AlphaGo Key Points
My understanding of the AlphaGo success.
It’s well known that Machine Learning needs massive amount of good data to work. “Data is the fuel of machine learning”. Go, like other virtual games (Atari Breakout etc), can be fully virtualized and be played millions of times in a short period.
However real world problems are much slower to generate data due to the physical limitation.
According to this post.
The value network provides an estimate of the value of the current state of the game: what is the probability of the black player to ultimately win the game, given the current state?
The policy networks provide guidance regarding which action to choose, given the current state of the game.
The probability of the value network is measured much accurate than human player, while human can only have roughly feelings about different sections of the board. That’s the best advantage of AlphaGo.

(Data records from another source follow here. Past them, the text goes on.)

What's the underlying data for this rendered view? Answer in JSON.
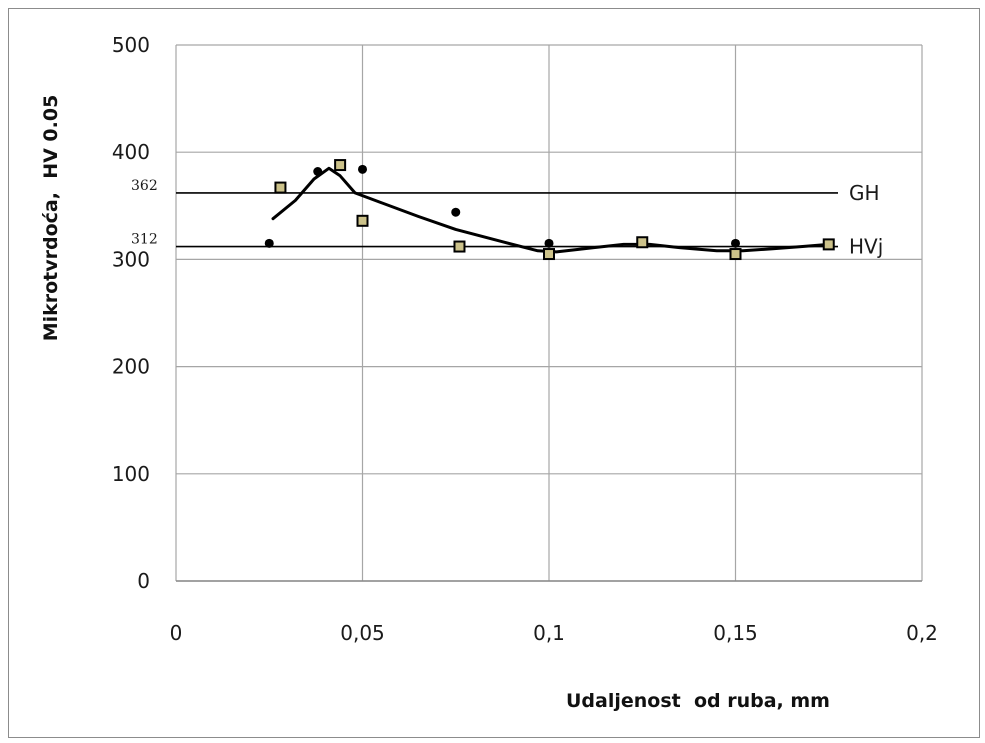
{
  "chart_data": {
    "type": "scatter",
    "xlabel": "Udaljenost  od ruba, mm",
    "ylabel": "Mikrotvrdoća,  HV 0.05",
    "xlim": [
      0,
      0.2
    ],
    "ylim": [
      0,
      500
    ],
    "x_ticks": [
      0,
      0.05,
      0.1,
      0.15,
      0.2
    ],
    "x_tick_labels": [
      "0",
      "0,05",
      "0,1",
      "0,15",
      "0,2"
    ],
    "y_ticks": [
      0,
      100,
      200,
      300,
      400,
      500
    ],
    "y_tick_labels": [
      "0",
      "100",
      "200",
      "300",
      "400",
      "500"
    ],
    "grid": true,
    "series": [
      {
        "marker": "circle",
        "color": "#000000",
        "points": [
          [
            0.025,
            315
          ],
          [
            0.038,
            382
          ],
          [
            0.05,
            384
          ],
          [
            0.075,
            344
          ],
          [
            0.1,
            315
          ],
          [
            0.125,
            316
          ],
          [
            0.15,
            315
          ],
          [
            0.175,
            315
          ]
        ]
      },
      {
        "marker": "square",
        "color": "#000000",
        "fill": "#ccc28a",
        "points": [
          [
            0.028,
            367
          ],
          [
            0.044,
            388
          ],
          [
            0.05,
            336
          ],
          [
            0.076,
            312
          ],
          [
            0.1,
            305
          ],
          [
            0.125,
            316
          ],
          [
            0.15,
            305
          ],
          [
            0.175,
            314
          ]
        ]
      }
    ],
    "trend_line": {
      "color": "#000000",
      "points": [
        [
          0.026,
          338
        ],
        [
          0.032,
          355
        ],
        [
          0.037,
          375
        ],
        [
          0.041,
          385
        ],
        [
          0.044,
          378
        ],
        [
          0.048,
          362
        ],
        [
          0.055,
          353
        ],
        [
          0.065,
          340
        ],
        [
          0.075,
          328
        ],
        [
          0.088,
          316
        ],
        [
          0.097,
          308
        ],
        [
          0.102,
          307
        ],
        [
          0.112,
          311
        ],
        [
          0.12,
          314
        ],
        [
          0.127,
          314
        ],
        [
          0.135,
          311
        ],
        [
          0.145,
          308
        ],
        [
          0.152,
          308
        ],
        [
          0.16,
          310
        ],
        [
          0.168,
          312
        ],
        [
          0.175,
          314
        ]
      ]
    },
    "reference_lines": [
      {
        "value": 362,
        "value_label": "362",
        "name": "GH"
      },
      {
        "value": 312,
        "value_label": "312",
        "name": "HVj"
      }
    ]
  }
}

Also the policy network is always in cold blood, exhaustively search the candidate positions.
Top software quality from Deepmind + Google computing infrastructure especially Tensor Processing Unit (TPU) etc. really accelerated the training cycles.
Go is well suited to the technology and famous enough to have world wide influence.
Appendix: Fun thinking for the Ke Jie vs AlphaGo match 3
What if Ke Jie clone his strategy from the second game and fix his mistake this time? I suspect AlphaGo won’t change its behavior. This approach can save a lot of thinking time for Ke Jie and he can focus on the second half of the game. A bit boring for the audiences though.